Remise du porte bagage dans sa position initia par l'intermédiaire de sangles élastiques.

Direction la petiote ville de Cachoeira do campo dans l'espoir de trouver un soudeur ou un porte bagage de remplacement. En route arrêt obligatoire pour recharger les bidons à la source descendant de la montagne appelées la mère des eaux.

À Cachoeira do Campo, pas de porte bagage disponible pour un vélo en 29", on m'orient vers João qui me soude et renforce le porte bagage en utilisant des pièces de moto.

On continue sur l'asphalte jusqu'à Ouro Preto non sans réorganiser la distribution des poids sur ma monture.

Ce n'est pas un hasard si les trois chemins qui forment l'Estrada Real passent par Ouro Preto. Durant le cycle de l'or du Brésil colonial, la ville était le centre économique et politique le plus important du pays. Aujourd'hui, les bâtiments de cette époque, comme des dizaines d'églises, attirent les touristes, qui profitent également de la scène culturelle animée d'Ouro Preto et d'un refuge face à la forêt atlantique préservée du parc national d'Itacolomi.

Nous restons trois jours dans la ville pour découvrir le passé colonial, se protéger de la pluie mais aussi découvrir la citée de Mariana, autre grand vestige de l'époque de colonial, des mines d'or aux relent d'esclavage.

Le sol de ces villes est tapissé de pavés, parfois de quartz, qui résistent au temps mais qui est si difficile à pédaler d'autant plus lorsque l'on est chargé.

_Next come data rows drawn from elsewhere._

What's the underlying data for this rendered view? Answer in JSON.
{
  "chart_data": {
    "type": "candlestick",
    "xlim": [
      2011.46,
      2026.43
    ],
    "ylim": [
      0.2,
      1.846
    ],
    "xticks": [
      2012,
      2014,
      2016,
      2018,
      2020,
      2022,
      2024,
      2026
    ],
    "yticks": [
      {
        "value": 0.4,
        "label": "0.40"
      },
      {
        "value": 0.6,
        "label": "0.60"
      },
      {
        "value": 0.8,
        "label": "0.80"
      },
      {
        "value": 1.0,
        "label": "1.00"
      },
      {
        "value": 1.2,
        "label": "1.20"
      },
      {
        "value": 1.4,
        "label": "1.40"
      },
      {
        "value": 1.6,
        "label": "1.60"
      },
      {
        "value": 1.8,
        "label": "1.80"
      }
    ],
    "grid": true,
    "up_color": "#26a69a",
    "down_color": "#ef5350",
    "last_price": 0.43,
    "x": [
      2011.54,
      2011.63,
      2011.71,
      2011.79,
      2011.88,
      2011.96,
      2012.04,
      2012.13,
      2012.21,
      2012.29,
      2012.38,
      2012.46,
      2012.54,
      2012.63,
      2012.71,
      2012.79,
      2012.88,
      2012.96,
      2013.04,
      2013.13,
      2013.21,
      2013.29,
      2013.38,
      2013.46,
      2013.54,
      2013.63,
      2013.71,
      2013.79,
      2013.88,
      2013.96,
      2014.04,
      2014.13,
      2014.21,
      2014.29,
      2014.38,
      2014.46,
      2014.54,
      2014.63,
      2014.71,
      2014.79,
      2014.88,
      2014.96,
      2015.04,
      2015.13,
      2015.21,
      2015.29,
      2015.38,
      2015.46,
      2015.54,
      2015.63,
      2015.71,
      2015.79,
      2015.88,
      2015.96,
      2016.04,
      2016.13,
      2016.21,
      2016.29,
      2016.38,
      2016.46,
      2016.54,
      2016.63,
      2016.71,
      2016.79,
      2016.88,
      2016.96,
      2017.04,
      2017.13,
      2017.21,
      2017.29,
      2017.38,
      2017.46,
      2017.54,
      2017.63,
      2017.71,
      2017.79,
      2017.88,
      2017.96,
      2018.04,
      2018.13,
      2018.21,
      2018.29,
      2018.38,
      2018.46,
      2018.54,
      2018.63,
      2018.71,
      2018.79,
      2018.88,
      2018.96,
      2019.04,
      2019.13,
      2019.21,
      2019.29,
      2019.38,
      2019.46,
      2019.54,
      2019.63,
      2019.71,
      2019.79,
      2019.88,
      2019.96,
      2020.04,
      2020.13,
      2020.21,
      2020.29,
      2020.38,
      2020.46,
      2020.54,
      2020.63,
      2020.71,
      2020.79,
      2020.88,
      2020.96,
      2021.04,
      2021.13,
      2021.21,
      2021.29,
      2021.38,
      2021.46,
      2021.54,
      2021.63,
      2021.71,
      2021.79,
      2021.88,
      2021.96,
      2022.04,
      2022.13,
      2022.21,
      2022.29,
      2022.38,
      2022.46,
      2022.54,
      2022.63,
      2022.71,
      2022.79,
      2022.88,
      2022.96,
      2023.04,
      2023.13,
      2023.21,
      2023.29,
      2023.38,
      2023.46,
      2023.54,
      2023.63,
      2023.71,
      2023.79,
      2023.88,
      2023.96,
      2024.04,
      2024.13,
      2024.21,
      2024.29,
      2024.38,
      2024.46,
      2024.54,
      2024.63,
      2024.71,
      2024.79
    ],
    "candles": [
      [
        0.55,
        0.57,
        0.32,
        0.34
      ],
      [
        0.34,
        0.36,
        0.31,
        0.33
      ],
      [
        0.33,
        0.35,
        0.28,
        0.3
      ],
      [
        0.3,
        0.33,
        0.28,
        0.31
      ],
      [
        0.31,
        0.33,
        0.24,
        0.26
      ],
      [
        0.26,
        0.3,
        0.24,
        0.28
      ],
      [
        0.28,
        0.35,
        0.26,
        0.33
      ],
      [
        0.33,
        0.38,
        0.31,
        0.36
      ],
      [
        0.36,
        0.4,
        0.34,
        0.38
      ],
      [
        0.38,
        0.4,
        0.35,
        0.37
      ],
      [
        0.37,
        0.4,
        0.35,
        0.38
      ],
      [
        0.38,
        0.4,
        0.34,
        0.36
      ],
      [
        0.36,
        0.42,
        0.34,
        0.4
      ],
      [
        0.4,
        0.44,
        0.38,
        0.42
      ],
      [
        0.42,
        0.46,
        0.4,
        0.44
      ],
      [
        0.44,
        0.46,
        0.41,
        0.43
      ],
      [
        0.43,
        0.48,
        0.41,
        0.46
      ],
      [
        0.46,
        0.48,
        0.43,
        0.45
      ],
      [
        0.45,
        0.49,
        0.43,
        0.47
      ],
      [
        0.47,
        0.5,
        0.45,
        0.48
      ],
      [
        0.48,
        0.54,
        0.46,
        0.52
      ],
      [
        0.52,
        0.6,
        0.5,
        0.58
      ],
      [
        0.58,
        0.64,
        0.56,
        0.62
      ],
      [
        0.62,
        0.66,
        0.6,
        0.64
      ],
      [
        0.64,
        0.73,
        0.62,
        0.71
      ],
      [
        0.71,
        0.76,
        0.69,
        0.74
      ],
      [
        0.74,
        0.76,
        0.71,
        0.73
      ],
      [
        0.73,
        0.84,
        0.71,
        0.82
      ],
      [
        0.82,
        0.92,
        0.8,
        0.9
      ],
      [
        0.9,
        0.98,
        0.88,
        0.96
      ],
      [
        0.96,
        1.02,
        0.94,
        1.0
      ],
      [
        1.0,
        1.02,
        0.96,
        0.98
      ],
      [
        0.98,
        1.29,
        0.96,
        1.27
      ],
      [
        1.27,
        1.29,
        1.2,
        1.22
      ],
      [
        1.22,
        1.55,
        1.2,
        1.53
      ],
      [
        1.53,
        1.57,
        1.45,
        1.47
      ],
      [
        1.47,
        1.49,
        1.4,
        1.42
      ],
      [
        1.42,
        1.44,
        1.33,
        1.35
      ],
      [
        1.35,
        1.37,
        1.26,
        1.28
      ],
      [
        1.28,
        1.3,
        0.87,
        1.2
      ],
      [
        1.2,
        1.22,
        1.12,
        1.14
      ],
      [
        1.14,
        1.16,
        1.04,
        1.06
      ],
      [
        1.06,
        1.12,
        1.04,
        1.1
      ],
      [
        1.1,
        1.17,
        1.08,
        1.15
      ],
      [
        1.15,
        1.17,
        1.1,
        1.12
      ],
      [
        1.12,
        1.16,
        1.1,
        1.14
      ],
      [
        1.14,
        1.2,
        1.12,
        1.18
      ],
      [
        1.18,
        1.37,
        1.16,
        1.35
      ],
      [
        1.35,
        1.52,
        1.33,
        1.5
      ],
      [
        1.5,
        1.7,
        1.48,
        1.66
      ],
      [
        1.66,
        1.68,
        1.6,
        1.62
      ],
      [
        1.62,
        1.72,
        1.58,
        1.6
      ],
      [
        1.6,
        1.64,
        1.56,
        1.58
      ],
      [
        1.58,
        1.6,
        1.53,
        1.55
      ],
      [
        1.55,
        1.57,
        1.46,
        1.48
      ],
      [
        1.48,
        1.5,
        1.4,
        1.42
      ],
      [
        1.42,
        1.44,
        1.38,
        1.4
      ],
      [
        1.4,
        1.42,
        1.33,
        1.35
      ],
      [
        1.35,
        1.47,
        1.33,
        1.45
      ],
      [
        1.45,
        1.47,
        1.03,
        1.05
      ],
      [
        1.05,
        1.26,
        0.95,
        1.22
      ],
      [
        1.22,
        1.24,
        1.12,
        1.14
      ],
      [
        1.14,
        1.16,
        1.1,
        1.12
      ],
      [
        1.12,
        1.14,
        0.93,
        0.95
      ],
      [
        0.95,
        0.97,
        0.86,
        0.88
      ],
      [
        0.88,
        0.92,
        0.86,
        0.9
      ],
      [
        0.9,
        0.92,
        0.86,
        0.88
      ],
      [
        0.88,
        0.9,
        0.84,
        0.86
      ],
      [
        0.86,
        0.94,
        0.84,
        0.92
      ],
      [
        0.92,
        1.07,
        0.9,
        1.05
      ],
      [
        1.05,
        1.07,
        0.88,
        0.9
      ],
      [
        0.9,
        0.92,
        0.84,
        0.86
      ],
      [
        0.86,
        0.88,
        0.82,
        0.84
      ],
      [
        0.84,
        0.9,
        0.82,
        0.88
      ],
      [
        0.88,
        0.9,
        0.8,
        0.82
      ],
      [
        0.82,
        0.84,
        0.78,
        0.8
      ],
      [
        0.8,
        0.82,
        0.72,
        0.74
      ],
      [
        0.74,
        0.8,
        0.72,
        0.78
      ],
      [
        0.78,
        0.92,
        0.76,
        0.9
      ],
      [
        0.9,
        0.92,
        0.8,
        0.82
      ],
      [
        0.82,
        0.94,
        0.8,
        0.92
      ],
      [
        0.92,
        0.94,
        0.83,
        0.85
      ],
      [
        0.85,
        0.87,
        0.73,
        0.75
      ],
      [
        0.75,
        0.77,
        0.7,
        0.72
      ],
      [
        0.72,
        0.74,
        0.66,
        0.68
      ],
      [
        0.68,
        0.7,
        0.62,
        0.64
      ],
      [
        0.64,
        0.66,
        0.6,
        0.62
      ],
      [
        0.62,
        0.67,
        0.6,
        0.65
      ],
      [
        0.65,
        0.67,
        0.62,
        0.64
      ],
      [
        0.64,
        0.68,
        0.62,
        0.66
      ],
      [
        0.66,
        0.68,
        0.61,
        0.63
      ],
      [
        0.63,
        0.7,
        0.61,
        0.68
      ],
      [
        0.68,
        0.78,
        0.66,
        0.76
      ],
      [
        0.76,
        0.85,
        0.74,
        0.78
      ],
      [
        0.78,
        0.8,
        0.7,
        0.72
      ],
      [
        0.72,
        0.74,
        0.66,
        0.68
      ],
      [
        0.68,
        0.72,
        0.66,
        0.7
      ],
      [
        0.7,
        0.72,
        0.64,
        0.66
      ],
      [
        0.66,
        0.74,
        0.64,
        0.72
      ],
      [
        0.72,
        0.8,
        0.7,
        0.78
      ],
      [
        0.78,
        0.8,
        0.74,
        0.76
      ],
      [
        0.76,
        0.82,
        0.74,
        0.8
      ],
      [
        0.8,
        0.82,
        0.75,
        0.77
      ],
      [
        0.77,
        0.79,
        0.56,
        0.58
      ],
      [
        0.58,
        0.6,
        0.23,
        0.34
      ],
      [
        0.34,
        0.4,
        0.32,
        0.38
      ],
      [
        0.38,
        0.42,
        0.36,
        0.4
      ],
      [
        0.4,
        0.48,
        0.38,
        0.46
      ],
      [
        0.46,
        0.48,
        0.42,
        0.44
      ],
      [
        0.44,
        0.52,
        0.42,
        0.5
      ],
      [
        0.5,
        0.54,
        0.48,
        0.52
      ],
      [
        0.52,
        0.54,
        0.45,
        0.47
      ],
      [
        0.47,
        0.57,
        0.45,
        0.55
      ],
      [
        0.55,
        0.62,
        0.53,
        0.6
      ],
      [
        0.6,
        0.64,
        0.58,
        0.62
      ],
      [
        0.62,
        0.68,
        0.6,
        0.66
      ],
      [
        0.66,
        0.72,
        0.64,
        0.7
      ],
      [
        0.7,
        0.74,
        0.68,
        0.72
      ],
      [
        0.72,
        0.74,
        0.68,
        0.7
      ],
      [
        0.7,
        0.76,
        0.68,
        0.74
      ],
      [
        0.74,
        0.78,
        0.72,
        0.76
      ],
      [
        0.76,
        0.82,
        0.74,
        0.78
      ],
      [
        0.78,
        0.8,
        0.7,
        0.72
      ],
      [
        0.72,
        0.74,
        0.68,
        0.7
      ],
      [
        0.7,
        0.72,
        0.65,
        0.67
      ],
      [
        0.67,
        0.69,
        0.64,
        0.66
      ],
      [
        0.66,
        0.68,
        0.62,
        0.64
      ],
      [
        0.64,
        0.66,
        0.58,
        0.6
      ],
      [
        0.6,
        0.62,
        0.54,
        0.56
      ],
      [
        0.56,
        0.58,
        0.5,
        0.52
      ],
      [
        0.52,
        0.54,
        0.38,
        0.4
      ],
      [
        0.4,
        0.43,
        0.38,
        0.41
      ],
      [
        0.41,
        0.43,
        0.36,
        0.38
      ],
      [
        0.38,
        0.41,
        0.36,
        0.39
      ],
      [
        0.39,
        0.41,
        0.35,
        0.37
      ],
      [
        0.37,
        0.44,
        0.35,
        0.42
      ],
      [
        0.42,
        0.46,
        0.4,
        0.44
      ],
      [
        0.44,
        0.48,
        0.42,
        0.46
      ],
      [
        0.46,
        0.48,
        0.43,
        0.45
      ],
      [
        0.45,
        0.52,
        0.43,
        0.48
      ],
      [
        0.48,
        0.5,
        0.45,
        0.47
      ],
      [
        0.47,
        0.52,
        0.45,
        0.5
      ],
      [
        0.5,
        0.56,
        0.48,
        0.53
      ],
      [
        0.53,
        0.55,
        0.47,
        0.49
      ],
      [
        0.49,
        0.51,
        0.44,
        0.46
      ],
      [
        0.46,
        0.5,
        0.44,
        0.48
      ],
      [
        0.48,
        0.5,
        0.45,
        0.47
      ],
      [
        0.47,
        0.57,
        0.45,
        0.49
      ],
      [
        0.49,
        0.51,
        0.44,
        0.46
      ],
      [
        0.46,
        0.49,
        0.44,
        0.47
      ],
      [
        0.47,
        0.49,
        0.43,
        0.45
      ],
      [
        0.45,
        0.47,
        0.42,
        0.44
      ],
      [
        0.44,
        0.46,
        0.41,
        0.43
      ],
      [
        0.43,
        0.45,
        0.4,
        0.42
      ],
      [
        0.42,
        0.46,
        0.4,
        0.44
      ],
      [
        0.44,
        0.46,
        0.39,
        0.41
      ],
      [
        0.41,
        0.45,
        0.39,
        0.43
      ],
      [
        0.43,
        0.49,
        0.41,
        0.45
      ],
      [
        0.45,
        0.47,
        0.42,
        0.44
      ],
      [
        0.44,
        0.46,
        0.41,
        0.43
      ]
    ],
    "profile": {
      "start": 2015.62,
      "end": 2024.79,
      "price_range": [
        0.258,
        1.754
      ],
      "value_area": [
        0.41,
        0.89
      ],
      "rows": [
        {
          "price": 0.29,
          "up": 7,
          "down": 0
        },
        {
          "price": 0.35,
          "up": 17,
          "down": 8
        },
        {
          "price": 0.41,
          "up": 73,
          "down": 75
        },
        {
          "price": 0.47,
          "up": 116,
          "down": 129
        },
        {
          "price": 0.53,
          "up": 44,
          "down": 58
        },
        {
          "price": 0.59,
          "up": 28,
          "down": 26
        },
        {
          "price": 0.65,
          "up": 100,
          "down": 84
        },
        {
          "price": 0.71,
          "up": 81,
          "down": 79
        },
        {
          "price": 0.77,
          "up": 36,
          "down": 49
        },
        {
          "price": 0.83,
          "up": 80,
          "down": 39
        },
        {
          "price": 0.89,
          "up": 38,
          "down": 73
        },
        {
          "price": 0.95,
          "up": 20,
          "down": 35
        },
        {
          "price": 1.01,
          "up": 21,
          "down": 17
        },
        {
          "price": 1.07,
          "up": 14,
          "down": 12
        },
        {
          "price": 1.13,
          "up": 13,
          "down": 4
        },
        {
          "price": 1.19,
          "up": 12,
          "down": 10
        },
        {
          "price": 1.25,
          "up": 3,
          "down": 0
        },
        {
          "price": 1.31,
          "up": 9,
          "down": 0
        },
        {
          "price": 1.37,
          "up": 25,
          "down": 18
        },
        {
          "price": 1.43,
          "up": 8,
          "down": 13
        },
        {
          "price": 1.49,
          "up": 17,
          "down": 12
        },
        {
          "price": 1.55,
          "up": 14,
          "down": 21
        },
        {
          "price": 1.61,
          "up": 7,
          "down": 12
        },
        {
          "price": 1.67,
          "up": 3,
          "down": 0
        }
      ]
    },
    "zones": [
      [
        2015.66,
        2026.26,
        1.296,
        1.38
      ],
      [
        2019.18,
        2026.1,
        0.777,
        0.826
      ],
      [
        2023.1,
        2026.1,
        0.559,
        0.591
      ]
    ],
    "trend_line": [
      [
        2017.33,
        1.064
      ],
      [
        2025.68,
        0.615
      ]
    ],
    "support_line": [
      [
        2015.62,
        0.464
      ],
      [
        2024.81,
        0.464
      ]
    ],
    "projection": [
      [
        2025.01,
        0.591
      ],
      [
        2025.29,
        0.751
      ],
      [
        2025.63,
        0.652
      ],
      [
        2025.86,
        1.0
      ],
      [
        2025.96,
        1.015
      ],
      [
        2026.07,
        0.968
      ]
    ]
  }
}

La ville aux reliefs accidentés est lové au fond d'une vallée, entouré de montagnes gruyèrisée par les mines d'or qui sont un des attraits touristiques de la zone

Le passé "catholique " est extrêmement présent , 13 églises et 7 chapelles , le religion, l'opium du peuple était bien pratique pour manipuler la masse d'esclave.